Catching a market bottom can therefore be very profitable if you get the timing right. That is why it pays to watch for signs of capitulation. The following charts show that while signs of stress are growing, we have not yet had the sort of capitulatory move associated with previous market bottoms.

The first is liquidity. Excess liquidity is the difference between money growth and real economic growth. Therefore it is a measure of the liquidity “excess” to the needs of the real economy and so available to support risk assets. Declining money growth and rising inflation have taken excess liquidity much lower, which points to more downside for US and DM equities.

Second is advance vs declines, in other words, the cumulative number of stocks on the NYSE advancing minus those declining on a daily basis. This has been falling but is not yet at a level associated with the late 2018 and 2020 lows.
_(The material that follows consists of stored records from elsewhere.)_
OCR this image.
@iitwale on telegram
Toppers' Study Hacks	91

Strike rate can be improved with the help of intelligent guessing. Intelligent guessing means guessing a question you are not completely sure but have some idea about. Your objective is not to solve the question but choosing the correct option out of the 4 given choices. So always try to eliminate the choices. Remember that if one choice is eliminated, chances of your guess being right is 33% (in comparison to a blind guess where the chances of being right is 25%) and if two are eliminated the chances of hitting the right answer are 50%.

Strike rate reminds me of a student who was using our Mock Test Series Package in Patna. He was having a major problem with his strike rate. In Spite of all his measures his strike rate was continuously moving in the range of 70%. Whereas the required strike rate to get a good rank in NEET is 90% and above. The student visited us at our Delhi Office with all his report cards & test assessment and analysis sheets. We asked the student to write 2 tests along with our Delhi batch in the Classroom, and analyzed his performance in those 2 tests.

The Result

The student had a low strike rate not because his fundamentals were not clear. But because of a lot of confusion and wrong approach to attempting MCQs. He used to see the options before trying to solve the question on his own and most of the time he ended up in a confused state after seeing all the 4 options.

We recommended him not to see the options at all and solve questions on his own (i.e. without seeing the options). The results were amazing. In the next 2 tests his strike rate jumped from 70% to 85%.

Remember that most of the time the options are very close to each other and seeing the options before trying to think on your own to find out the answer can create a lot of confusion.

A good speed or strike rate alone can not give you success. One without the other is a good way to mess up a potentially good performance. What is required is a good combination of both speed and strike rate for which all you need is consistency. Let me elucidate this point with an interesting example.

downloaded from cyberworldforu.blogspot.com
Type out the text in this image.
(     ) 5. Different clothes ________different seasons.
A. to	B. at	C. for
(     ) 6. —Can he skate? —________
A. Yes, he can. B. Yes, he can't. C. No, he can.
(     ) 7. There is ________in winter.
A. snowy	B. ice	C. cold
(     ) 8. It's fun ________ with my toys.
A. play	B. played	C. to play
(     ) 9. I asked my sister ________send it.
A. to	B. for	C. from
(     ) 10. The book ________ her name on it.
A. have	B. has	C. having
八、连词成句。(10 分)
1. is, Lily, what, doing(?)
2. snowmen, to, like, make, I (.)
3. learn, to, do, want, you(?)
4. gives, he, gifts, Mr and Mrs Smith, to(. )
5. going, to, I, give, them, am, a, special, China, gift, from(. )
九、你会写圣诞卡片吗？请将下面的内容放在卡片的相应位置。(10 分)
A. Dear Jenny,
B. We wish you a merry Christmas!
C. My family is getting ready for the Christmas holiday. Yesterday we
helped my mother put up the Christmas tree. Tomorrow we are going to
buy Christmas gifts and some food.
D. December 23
Next we have the number of new highs minus new lows. This is the number of stocks on the NYSE making new 52-week highs minus those making new 52-week lows. At flush-out bottoms, significantly more stocks are making new lows than we have currently.

Sentiment is a contrarian indicator. As Warren Buffet put it, “be fearful when others are greedy and greedy when others are fearful”. The American Association of Individual Investors’ Bull vs Bear Sentiment spread has fallen is approaching contrarian levels, but it has room to fall further before a bottom is in.

Finally we have the VXV/VIV ratio. This is the ratio of longer-term equity volatility to short-term equity volatility (3 month vs 1 month). When it is high it implies complacency in the market as longer-term volatility is rising but short-term volatility is relatively low. The VXV/VIV ratio has recently been falling, but remains much higher than at previous significant market bottoms.

Put/call ratios are also not yet at elevated enough levels consistent with panic buying of downside protection.

Investors should brace for more volatility, further equity downside, and for the value-growth rotation to continue. More emphatic signs of capitulation are needed before assuming a tradeable bottom is in.